Bob White

No. 85, 25, 46, 32
- Position: Halfback

Personal information
- Born: May 25, 1929 Los Angeles, California, U.S.
- Died: March 5, 2011 (aged 81) Southlake, Texas, U.S.
- Listed height: 5 ft 11 in (1.80 m)
- Listed weight: 176 lb (80 kg)

Career information
- High school: Herbert Hoover (Glendale, California)
- College: Stanford
- NFL draft: 1951: 16th round, 184th overall pick

Career history
- San Francisco 49ers (1951–1952); San Francisco 49ers (1955)*; Cleveland Browns (1955); Baltimore Colts (1955);
- * Offseason or practice squad member only
- Stats at Pro Football Reference

= Bob White (halfback) =

American football player (born 1968)

Robert William White (May 25, 1929 – March 5, 2011) was an American professional football halfback who played in the National Football League (NFL) with the San Francisco 49ers, Cleveland Browns, and Baltimore Colts. He played college football for the Stanford Indians and was selected by the 49ers in the 16th round of the 1951 NFL draft.

==Early life==
Robert William White was born on May 25, 1929, in Los Angeles, California. He attended Herbert Hoover High School in Glendale, California.

==College career==
White played junior college football at Glendale College in 1947. He transferred to Stanford University, where he was a three-year letterman for the Indians from 1948 to 1950. He graduated from Stanford with a bachelor's in history.

==Professional career==
White was selected by the San Francisco 49ers in the 16th round, with the 184th overall pick, of the 1951 NFL draft. He signed with the team on June 17. He played in all 24 games, starting one, for the 49ers from 1951 to 1952, recording 32 carries for 66 yards and one touchdown, 15 receptions for 209 yards and two touchdowns, and one interception on defense for 11 yards. He missed the 1953 and 1954 seasons while serving as a first lieutenant in the United States Air Force during the Korean War. White re-signed with the 49ers for the 1955 season. He was released on September 15, 1955, before the start of the regular season.

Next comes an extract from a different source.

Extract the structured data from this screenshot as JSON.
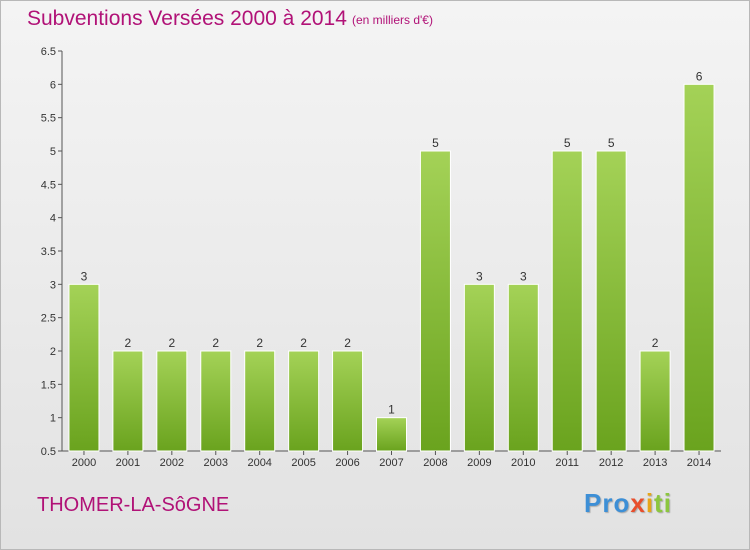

White signed with the Cleveland Browns on October 2, 1955. He played in eight games (one start) for the Browns in 1955, returning 10 kicks for 258 yards and two punts for 28 yards before being waived.

White was claimed off waivers by the Baltimore Colts on November 23, 1955, after Don Shula was placed on season-ending injured reserve. White appeared in the remaining three games for Baltimore, returning four kicks for 142 yards.

==Personal life==
White died on March 5, 2011, in Southlake, Texas.